Amendments to the Claims: 

This listing of claims will replace all prior versions, and listings, of claims in the application: 
Listing of the Claims: 

1. (Currently Amended) A programmable processor for executing a plurality of 
programs, said programmable processor comprising: 

an execution pipeline having a depth of a plurality of program instruction execution 
stages and a depth less than or equal to said plurality of programs wherein each of the plurality of 
programs comprises a plurality of instructions and having an average pipeline latency of one 
instruction per cycle; and 

an interleaver for interleaving instructions from said plurality of programs and providing 
said instructions to said pipeline for execution such that the number of said plurality of programs 
that are interleaved is greater than or equal to the depth of the pipeline. 

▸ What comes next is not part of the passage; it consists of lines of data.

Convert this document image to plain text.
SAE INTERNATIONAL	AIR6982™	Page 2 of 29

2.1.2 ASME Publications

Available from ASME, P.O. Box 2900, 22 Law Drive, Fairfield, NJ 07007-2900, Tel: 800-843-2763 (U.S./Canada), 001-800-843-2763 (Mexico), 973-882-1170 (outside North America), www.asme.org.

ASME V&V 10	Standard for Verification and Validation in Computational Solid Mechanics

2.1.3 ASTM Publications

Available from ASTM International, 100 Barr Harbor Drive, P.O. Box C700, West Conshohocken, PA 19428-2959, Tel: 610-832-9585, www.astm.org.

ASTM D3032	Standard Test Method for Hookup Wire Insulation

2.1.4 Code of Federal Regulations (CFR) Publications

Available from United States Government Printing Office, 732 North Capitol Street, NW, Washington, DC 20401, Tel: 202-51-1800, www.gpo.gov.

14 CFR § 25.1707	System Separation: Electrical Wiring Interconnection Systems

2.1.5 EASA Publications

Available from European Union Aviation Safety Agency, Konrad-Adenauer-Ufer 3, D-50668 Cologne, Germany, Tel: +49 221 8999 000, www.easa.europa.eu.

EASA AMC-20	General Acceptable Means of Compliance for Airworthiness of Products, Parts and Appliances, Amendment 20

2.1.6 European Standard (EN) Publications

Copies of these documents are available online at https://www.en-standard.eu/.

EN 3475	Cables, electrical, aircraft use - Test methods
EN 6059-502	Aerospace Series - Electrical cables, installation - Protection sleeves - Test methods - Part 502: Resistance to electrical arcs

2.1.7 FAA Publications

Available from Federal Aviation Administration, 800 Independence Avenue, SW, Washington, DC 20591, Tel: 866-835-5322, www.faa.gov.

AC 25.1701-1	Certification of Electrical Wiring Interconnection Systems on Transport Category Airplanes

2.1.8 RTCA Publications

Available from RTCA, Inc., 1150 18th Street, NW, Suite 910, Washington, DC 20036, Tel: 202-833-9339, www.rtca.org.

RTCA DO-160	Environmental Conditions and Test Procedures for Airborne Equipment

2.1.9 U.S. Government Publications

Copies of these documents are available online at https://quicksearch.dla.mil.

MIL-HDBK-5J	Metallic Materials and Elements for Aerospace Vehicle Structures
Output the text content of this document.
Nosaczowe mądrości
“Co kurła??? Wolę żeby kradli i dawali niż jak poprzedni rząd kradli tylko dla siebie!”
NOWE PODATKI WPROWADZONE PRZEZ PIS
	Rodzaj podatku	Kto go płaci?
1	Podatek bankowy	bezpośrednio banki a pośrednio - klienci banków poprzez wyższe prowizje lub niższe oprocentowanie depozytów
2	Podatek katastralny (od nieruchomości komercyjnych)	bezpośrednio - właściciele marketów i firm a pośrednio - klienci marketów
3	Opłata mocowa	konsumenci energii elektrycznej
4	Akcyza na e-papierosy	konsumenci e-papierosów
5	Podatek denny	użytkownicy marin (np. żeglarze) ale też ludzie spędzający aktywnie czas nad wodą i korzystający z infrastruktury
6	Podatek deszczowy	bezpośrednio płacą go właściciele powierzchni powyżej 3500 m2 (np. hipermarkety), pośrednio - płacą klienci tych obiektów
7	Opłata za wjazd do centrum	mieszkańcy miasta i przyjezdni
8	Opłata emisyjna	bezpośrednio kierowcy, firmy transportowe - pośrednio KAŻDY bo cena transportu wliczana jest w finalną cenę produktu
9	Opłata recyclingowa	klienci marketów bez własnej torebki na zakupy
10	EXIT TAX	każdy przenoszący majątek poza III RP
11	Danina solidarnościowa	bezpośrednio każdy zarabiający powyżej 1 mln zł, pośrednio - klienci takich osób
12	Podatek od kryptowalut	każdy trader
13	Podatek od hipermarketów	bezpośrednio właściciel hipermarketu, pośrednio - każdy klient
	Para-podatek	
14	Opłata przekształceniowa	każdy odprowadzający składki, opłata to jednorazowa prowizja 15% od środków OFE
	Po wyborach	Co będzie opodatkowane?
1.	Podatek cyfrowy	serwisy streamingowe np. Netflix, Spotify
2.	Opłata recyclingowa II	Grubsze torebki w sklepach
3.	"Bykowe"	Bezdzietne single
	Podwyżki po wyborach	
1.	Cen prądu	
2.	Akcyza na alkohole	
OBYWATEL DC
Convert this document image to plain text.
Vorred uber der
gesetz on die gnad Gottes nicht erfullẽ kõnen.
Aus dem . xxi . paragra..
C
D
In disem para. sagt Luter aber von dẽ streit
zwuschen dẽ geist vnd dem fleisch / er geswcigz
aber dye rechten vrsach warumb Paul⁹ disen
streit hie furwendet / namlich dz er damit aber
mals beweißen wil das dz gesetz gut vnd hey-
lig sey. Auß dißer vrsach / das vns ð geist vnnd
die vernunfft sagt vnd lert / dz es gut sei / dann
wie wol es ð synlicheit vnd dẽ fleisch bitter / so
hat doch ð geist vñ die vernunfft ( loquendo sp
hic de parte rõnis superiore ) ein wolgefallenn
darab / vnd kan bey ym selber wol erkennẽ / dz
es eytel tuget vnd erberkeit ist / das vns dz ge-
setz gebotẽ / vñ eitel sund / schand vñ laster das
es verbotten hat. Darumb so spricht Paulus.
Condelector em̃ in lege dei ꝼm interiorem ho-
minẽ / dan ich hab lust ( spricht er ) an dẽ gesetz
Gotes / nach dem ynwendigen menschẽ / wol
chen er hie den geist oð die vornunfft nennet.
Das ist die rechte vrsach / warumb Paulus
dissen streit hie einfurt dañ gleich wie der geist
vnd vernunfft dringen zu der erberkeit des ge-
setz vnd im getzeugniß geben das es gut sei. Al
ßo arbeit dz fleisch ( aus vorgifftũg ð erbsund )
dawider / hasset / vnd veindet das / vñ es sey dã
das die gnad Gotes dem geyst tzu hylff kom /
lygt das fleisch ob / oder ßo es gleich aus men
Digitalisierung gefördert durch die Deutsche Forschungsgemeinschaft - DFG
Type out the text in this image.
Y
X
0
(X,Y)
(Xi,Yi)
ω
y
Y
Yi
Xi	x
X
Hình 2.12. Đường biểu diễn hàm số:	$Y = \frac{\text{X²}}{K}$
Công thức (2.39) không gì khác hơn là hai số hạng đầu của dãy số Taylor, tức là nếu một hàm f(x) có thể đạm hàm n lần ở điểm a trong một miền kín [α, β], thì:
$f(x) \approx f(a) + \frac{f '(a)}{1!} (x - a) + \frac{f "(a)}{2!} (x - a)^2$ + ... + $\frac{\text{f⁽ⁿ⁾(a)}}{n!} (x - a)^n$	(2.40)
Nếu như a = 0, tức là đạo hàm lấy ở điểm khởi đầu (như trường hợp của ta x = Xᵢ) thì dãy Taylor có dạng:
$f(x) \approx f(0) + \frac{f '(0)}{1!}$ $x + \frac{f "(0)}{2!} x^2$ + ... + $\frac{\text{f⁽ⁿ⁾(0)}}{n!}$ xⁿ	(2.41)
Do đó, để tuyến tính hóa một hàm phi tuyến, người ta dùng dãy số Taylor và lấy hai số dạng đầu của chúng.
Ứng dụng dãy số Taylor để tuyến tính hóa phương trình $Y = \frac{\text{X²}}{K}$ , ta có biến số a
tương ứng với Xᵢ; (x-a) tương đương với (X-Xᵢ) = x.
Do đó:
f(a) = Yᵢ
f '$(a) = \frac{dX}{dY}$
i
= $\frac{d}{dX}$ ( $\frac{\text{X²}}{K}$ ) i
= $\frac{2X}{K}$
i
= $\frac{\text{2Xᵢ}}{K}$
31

2. (Previously Presented) The processor of claim 1 or claim 23 wherein said 
pipeline has a datapath with a depth equal to said number of programs. 

3. (Previously Presented) The processor of claim 1 wherein a next instruction from 
one of said plurality of programs is not provided to said pipeline until a previous instruction of 
said one of said plurality of programs has completed and in the meantime an instruction from 
another program is being executed by said pipeline. 

4. (Previously Presented) The processor of claim 1 or claim 23 wherein each 
program of said plurality of programs is independent of the other of said plurality of programs.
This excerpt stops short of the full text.